For no other reasons than I have several times camped within yards of their ground, the fact they are the most northerly football league team in Great Britain, and the fact that Dingwall is the county town of Ross & Cromarty (extending from the North Sea coast on the east to The Minch on the west and which includes Ullapool), I have for many years followed Ross County's results, though I have nothing against the Perth team. If ever there was a team punching above its weight, it's Ross County, still in the Scottish Premiership having been saved relegation in the play-offs last season. With a population of only 5,360 at its mid-2020 estimate, Dingwall is about a 9th the population of Perth, one 7th the population of Redcar (the town), less than a third the size of Guisborough, half the size of Northallerton and considertably less than Richmond, Yarm and Loftus - though at current rate of building, Northallerton and Yarm will at some stage both become the size of Manchester. From the Camping & Caravanning Club Site in Dingwall you need only walk out of the front gate and cross the tarmac road to Ross County's ground - Victoria Park which obviously reminds us of Hartlepool. Three decent butchers in Dingwall (especially Cockburn's which is a reminder of another local place, Bedale) and an ENORMOUS town centre Tesco superstore with its cafe, toilets and fuel station. You have to fill up there if going to the west coast, as the fuel is cheaper there.... Not to mention The Mallard Pub with its pub meals and TV sport, on the platform of Dingwall Railway Station just over the bridge from the football ground.

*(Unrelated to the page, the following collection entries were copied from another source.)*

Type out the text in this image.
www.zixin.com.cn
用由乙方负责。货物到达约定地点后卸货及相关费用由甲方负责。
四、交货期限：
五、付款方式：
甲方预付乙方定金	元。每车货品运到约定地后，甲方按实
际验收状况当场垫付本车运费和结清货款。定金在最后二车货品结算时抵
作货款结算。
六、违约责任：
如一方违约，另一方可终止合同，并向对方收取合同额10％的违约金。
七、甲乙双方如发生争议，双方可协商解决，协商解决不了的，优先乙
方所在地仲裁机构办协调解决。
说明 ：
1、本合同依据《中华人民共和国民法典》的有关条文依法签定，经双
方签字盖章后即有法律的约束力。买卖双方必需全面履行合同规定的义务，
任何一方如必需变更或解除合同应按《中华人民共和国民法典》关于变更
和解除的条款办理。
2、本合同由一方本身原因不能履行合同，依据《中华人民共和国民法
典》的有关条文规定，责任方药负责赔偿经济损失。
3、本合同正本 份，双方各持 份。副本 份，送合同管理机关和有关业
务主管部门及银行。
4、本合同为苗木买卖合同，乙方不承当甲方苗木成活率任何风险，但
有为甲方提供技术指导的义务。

And you've probably all heard now that Aberdeen yesterday sacked manager Barry Robson (yes, the same short-tempered midfielder who once played for Boro) and his assistant, the same Steve Agnew we all know from Boro. In football it's not about what you win, but how frequently you receive pay-offs and how much they add up to.
@powmillnaemore. I cannot see us starting with only one recognised CB in Fry and two FB's either side.
Also Jones may not be fit, and Bangura definitely is not.
I think it will be Ayling, Fry, Clarke and Engel.
Midfield, HH and Howson, possibly O'Brien playing deeper.
Hopefully Coburn is OK to start, so that would only leave two places. One if Jones is fit. So only two in midfield then, plus two from, Greenwood, Crooks, Azaz.
MC does not much to choose from. Oh dear, just forgot Forss. 🤣🤣
@eboroacum I actually had my 60th Birthday in a rented cottage in Potto with all the family. Good memories, although I recall Wigan Warriors losing the Grand Final as we ate my birthday meal in the Dog & Gun.
It was also the last time I climbed Roseberry Topping. Happy days.
@eboroacum Thanks for the link. Now that IS a small village to host a top-flight team.
Let's concentrate on the up-coming derby (looking from afar, looks like the places are close to each other). Here is what we got bar McGree and Silvera against Sunderland.
Up the Boro!
Thank you all for your kind comments re my starter(s). Much appreciated.
This has seemed a very long week. But matchday is at last almost upon us. I can’t wait. With a full house behind us, let’s roar Boro on to a double-winning performance! UTB!